Stable, Highly Conductive, and Strain‐Insensitive Supramolecular Elastomer Composite for Printable Self‐Healing Soft Electronics

Abstract

Abstract Stretchable and self‐healing soft conductive materials are essential for soft electronics, robotics, wearables, and bioelectronics. However, achieving a single material that simultaneously offers high and stable conductivity, minimal resistance changes under extreme stretching, high‐resolution universal printability, autonomous self‐healing, and pressure‐sensitive adhesive properties for direct bonding of surface‐mountable components remains challenging.
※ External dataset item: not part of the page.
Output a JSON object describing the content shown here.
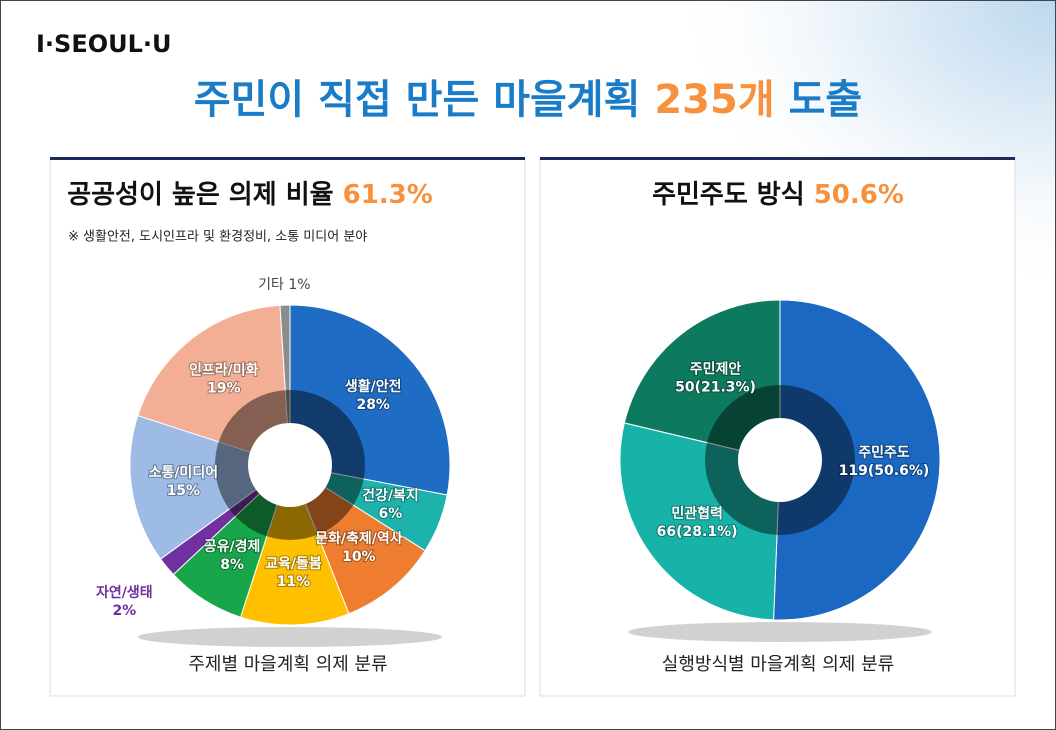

Here, a printable ink composed of liquid metal microparticles and carboxylic acid‐functionalized carbon nanotubes, blended into a bimodal supramolecular elastomer matrix is introduced. After photothermal activation, the material is capable of reorganizing conductive pathways and achieves a high conductivity (> 20000 S·cm −1 under strain), exceptional strain insensitivity ( R/R 0 < 3.95 up to 500%), and an elastic working range >700%. The reversible oxygen‐boron and hydrogen bonding enable both effective autonomous self‐healing and direct assembly of self‐healing hybrid electronic circuits and systems through self‐adhesiveness. To showcase the high performance and functionality, a highly stretchable, self‐healing, and waterproof 3 × 5 pixel display is fabricated.